No sex please, We’re Tasmanian
Babies born in Tasmania are set to be “genderless” on their official birth certificate, with moves likely to remove the specification of which sex they are from the official document.
The Australian reports:
Tasmania is set to become the first state to remove the sex of a child from birth certificates, in a major win for transgender people that has been attacked by critics as “abolishing gender”.
A vote is expected in Tasmania’s lower house next month, as amendments to a bill ending the need for trans people to divorce before they can change their gender on official documents.

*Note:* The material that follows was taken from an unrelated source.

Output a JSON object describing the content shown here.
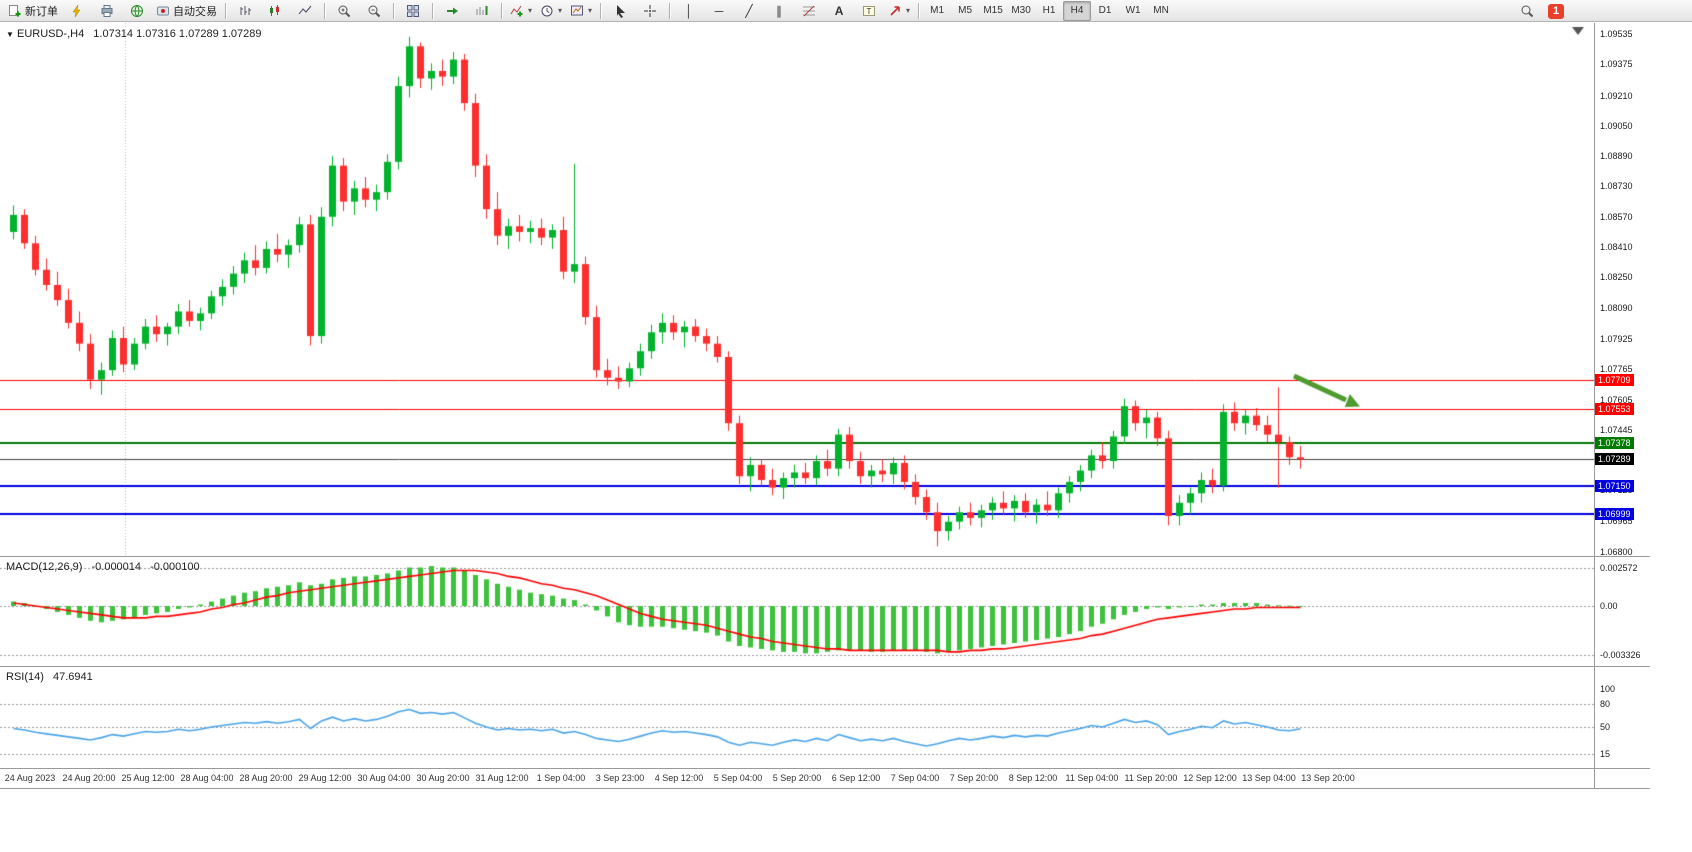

While the bill’s central aim has tripartite support, the Liberal government, Christian groups and feminists fear it has been “hijacked” by the transgender lobby via a series of Labor and Greens amendments.
The Hodgman government relies on the casting vote of Liberal Speaker Sue Hickey, who was elected to the position with Greens and Labor support and votes as an independent.
Labor and the Greens both plan amendments to remove gender from birth certificates, while also backing changes to remove the need for trans people to have sex change surgery before switching gender on official documents.
So, the biology of gender is relegated and deemed irrelevant.
What implications are there for security and identity, in the future, when the primary official identification document – our birth certificate – leaves out our gender? What level of confusion does this add and what does it say to the child when he or she discovers their parents think their genderless?
For the vast majority of people, gender is not a social construct – it’s a reality of nature – of biology.
It’s certainly not irrelevant to who we are and how we function as a society.